Although Ripp collected the tax, the city says he didn’t pass it along to tax collectors. Darji says that amounts to embezzlement, a far more serious crime than typical tax delinquency.

Despite the embezzling charges against Ripp, his supporters say that, over the course of his career, he’s done more to help Richmond than most.

“He was one of the first ones down here [in Shockoe Bottom] to put a quality restaurant in, and it was a really nice operation,” says developer David White, co-owner and managing partner of real estate firm Historic Housing, which is located in Shockoe Bottom. “I think he’s a man of real vision.”

Erika Gay, a project manager for downtown marketing outfit Venture Richmond, agrees. “Anyone who knows Michael … knows that he was an extremely successful businessman, and in order to do that you must be an extremely hardworking person and expend a great amount of blood, sweat and tears — which he did,” Gay says. “So I just feel really bad for the guy.”

Ripp opened Havana ’59 in 1994, launching City Bar and Chophouse around the corner and O’Brienstein’s — now Rosie Connolly’s — next door. His businesses, all of which he’s since sold, are widely credited with revitalizing the area. Just two weeks ago Style restaurant critics included Havana ’59 in their list of Richmond’s Best 50 Restaurants, and named Can Can Brasserie, owned by Michael’s brother Chris, Style’s Restaurant of the Year.

“Vivacious basically encapsulates everything that is Mike Ripp,” says Dan Roberts, a former Havana ’59 employee who works as a bartender at Buddy’s Place in the Fan. “He is bursting at the seams with charisma.”

Ripp declared bankruptcy in 1996. He was $1.95 million in debt, including more than $600,000 in unpaid federal, state and local taxes.

“Anybody in Richmond who has worked in a restaurant has a Mike Ripp story,” former City Bar employee Sean Lowder says.

Often that story involves bouncing paychecks.

“We had to go to the Sue’s [Franklin Super Market, the convenience store] around the corner from Havana ’59 because no bank would take his checks,” Lowder says.

But Roberts, the former Havana ’59 employee, says he didn’t worry about his paycheck bouncing: “I rarely had to deal with cash. He was always totally cool to me.”

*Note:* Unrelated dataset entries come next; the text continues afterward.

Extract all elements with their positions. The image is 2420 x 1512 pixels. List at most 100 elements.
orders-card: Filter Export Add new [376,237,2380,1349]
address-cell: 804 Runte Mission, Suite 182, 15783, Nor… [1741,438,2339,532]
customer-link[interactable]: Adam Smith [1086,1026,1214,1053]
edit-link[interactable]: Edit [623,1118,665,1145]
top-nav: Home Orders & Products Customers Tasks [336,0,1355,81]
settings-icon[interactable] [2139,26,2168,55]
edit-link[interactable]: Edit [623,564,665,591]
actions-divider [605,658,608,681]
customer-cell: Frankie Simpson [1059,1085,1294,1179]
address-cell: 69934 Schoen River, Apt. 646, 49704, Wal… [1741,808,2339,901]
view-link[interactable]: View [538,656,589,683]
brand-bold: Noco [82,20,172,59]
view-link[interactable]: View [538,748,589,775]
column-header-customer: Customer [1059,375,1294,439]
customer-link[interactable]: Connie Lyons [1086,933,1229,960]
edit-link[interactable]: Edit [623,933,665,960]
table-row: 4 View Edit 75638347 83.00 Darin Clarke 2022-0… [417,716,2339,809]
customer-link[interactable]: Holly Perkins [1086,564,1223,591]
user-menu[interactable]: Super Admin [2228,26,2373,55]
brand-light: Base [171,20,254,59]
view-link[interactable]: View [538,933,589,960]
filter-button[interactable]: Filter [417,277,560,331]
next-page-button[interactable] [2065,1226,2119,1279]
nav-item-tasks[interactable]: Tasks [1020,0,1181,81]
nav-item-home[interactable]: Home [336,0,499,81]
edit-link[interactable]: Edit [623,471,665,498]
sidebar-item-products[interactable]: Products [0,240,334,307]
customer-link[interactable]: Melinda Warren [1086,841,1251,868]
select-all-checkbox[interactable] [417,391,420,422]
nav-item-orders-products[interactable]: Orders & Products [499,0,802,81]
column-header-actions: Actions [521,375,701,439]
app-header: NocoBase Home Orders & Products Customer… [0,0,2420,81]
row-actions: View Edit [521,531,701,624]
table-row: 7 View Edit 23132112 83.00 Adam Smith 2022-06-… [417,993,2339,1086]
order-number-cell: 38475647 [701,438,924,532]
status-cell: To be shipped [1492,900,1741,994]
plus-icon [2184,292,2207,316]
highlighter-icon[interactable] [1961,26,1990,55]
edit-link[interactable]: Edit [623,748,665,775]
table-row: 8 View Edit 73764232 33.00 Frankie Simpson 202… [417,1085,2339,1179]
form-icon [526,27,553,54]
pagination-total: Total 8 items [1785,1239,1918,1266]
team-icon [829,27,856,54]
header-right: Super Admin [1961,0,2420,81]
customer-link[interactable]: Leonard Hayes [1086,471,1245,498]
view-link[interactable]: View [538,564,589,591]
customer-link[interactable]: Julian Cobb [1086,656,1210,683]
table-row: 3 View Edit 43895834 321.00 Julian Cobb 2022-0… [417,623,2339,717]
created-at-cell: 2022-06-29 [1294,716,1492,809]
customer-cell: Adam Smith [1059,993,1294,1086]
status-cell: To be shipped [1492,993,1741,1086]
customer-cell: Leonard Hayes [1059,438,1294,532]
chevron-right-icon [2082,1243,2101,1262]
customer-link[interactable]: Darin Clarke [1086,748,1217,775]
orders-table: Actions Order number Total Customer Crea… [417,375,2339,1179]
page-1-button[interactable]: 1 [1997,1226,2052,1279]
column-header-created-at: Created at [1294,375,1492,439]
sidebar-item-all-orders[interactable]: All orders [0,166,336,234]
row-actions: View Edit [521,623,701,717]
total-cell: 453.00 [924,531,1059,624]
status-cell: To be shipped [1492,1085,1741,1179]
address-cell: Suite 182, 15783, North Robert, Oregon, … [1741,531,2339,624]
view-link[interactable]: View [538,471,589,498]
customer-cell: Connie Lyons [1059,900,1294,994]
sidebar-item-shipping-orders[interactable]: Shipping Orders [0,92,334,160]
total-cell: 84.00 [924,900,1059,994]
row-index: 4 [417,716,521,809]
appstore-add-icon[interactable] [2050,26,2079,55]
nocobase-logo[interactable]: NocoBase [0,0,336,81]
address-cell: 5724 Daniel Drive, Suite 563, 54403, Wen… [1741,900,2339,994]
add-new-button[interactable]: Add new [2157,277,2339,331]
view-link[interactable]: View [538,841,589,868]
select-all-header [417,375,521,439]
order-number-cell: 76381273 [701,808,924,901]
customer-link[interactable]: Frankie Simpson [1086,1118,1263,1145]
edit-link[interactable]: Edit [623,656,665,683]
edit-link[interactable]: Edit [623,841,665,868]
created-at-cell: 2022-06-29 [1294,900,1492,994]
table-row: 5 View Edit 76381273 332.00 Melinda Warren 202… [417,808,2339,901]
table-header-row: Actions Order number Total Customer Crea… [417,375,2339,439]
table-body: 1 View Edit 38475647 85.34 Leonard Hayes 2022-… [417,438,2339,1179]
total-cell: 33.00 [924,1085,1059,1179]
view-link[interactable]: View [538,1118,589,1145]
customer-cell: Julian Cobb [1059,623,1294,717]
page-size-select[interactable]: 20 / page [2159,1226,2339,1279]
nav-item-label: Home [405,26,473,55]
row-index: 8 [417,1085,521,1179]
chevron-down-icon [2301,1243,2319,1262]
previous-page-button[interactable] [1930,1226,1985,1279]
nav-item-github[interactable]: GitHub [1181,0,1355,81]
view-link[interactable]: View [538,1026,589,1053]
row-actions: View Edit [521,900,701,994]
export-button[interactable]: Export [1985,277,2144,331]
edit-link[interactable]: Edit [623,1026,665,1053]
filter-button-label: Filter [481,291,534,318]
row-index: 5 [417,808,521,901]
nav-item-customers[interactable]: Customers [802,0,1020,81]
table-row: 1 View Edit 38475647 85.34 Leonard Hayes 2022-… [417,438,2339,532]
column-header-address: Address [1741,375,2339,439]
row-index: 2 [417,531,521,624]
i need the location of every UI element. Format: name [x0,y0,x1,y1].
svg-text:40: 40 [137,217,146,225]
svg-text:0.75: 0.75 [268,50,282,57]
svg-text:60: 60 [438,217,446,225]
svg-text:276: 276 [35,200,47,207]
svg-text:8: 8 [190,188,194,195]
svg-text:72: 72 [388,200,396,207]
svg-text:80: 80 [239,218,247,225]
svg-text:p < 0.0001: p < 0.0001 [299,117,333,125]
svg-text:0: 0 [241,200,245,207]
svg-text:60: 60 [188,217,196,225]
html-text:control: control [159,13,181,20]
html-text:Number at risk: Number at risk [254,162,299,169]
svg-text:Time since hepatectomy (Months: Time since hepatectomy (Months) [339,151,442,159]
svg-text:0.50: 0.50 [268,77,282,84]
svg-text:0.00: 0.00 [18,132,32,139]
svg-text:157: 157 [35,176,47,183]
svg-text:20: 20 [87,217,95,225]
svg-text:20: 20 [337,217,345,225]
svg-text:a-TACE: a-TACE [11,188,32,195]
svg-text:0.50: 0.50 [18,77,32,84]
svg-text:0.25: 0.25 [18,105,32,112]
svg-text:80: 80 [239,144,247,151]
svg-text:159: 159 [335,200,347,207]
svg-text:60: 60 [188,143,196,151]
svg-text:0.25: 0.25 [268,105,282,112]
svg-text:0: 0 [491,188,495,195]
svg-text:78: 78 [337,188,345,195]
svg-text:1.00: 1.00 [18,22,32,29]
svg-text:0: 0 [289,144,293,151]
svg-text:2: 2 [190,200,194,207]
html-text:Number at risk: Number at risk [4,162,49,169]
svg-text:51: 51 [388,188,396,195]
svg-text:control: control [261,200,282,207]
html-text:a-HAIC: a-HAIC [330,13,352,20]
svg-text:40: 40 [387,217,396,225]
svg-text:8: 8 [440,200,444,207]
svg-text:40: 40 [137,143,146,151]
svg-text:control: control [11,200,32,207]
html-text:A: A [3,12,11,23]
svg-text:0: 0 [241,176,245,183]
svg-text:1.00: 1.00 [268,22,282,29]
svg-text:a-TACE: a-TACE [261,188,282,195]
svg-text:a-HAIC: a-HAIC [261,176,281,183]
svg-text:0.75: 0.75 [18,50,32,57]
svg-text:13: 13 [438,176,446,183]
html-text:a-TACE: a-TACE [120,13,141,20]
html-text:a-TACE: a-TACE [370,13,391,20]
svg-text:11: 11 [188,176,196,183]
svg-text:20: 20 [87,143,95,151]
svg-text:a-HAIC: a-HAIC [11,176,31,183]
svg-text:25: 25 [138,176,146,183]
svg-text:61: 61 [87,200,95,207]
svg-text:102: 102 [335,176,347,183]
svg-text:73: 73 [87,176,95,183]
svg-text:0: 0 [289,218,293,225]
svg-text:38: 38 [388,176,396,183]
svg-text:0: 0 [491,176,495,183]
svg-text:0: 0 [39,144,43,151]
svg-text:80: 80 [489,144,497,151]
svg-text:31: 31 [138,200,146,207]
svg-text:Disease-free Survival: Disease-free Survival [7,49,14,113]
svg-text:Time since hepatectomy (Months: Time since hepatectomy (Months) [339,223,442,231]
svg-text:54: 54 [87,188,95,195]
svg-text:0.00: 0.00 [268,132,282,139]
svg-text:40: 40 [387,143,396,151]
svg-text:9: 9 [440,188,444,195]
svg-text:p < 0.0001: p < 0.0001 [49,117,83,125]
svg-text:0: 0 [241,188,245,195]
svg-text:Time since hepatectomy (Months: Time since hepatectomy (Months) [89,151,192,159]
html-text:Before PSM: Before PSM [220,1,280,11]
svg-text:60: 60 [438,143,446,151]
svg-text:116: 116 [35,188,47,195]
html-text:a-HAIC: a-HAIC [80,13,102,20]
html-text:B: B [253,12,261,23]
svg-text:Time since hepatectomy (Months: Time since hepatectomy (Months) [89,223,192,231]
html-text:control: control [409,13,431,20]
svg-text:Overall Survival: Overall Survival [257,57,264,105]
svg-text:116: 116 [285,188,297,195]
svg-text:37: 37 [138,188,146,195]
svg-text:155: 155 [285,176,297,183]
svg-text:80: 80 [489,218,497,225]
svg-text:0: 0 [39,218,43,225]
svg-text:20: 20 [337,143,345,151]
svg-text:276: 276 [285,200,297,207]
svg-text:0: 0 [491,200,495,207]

Ripp sold the business to Sue Lee in 2006. They initially worked together, but Lee says that Ripp has no official involvement with the restaurant and makes money helping his brother Chris and father, Richard Ripp, who owns, among other restaurant holdings, several of the most profitable Arby’s franchises in the country.

Matt Flowers, another former City Bar employee, recalls working with Michael Ripp. “It was just a little spastic working for him — he’d just get pretty crazy. It was always kind of like a party going on,” Flowers says. “You would go in and wouldn’t know if you were gonna get into a wrestling match and break a bunch of stuff, or have the calmest day. It was a very spastic working environment.”

At least one employee thought Ripp’s energy went too far. In 2001, police arrested Ripp on charges of assaulting City Bar waitress Courtney Anne Cole. In her criminal complaint, Cole writes that on the evening of Sept. 11, 2001, after serving Ripp and his wife drinks during closing hours: “Mr. Ripp proceeded to twist my fingers and hand until I said ‘mercy’ hoping he would let me go. Then he proceeded to bite me.”